Long before trapping, T.I. also describes his foray into hustling. At 13:00, he says, “Me, I was an entrepreneur even before I got to the crack game. The crack game was attractive to me because I was already an entrepreneur, and I just saw that it had better margins than my present industry. I started out selling candy; I sold candy in fourth, fifth, and sixth grade. I started out in fourth grade, because I traveled from Atlanta to New York every summer to visit my pops. So I spent all of my summers in New York, Upper Manhattan and in Harlem.”
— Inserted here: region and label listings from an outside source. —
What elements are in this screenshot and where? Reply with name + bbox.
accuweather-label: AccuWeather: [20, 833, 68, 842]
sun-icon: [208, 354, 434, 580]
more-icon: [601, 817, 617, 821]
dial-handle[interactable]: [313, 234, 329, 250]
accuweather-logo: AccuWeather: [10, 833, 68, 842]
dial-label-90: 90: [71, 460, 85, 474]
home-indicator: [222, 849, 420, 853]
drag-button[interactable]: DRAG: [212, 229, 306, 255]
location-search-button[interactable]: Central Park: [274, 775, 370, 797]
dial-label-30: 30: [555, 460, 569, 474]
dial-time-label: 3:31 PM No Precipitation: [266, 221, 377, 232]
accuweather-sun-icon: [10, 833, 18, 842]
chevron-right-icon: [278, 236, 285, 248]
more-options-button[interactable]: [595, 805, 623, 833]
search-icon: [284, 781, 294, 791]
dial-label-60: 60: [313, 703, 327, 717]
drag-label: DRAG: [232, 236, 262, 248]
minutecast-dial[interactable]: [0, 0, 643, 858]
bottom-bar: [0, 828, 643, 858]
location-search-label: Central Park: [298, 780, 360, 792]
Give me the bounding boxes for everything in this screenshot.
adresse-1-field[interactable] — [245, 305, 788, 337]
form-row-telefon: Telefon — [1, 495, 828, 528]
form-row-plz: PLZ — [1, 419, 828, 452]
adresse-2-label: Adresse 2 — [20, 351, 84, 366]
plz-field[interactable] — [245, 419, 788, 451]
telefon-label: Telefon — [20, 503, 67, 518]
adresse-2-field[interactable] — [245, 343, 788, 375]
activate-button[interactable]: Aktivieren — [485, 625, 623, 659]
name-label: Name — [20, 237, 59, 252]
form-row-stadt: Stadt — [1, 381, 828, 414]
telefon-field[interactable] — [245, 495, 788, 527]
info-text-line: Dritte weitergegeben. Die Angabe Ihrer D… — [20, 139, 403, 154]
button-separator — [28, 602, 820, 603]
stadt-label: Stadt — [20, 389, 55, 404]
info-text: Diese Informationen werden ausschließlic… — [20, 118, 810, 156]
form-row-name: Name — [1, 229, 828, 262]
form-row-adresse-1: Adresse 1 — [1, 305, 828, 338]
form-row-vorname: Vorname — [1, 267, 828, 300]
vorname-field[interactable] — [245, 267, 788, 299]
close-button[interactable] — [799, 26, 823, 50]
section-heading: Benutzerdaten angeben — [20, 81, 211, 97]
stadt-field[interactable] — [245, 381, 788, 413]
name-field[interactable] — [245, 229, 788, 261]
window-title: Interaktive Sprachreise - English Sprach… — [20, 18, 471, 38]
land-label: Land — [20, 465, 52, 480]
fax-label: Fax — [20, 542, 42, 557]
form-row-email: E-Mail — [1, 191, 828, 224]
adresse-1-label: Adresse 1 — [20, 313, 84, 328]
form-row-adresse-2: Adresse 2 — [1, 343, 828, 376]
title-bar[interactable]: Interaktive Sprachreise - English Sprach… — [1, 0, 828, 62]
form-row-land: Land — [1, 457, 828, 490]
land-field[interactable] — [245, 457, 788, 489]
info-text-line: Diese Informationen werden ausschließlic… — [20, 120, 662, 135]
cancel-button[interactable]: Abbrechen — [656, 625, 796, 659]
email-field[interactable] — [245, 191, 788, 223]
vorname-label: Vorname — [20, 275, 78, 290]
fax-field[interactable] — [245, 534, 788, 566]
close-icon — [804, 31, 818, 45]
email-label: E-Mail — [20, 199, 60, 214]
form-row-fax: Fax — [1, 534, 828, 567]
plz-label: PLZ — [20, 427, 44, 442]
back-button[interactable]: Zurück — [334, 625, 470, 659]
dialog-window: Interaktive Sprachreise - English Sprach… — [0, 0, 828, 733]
The artist who has worked with Uptown rappers including Jim Jones, A$AP Rocky, and Cam’ron continues, “So I would go from Section 8 and the ghetto to stay with my pops in the summer. When I left every summer, he’d peel me off about $300-400, and send me back. So by the second or third summer, I was starting to think [about] how I could stretch this money from the time I get off this plane to the next time I see him, which is gonna be Christmas.” Tip says that his grandmother would take him to Sam’s Club to buy wholesale candy. “I’d package it up. My goal was to make $20 a day.” Grossing $100 per week, T.I. estimated that it would give him enough money to last the period. “I went from $20 a day to $30 a day to $50 a day to where when I got to fifth grade, I was giving my teacher, Mr. Flynn—I gave him a Snicker a day to turn [his] head while I sold candy. In sixth grade, I had lockers on each hallway and other cats working for me, selling candy. I gave ’em a $25 pack of candy. And if they sold all of it, they’d get $5.” T.I. says this mentality came out of need. He does add that his father owned a candy store in Harlem, and he witnessed the distribution process. T.I. goes on to tell how his “grand hustle” moved into stolen Starter jackets in junior high school.
Last year, T.I. released DIME TRAP. It features Anderson .Paak, Meek Mill, and Jeezy, among others.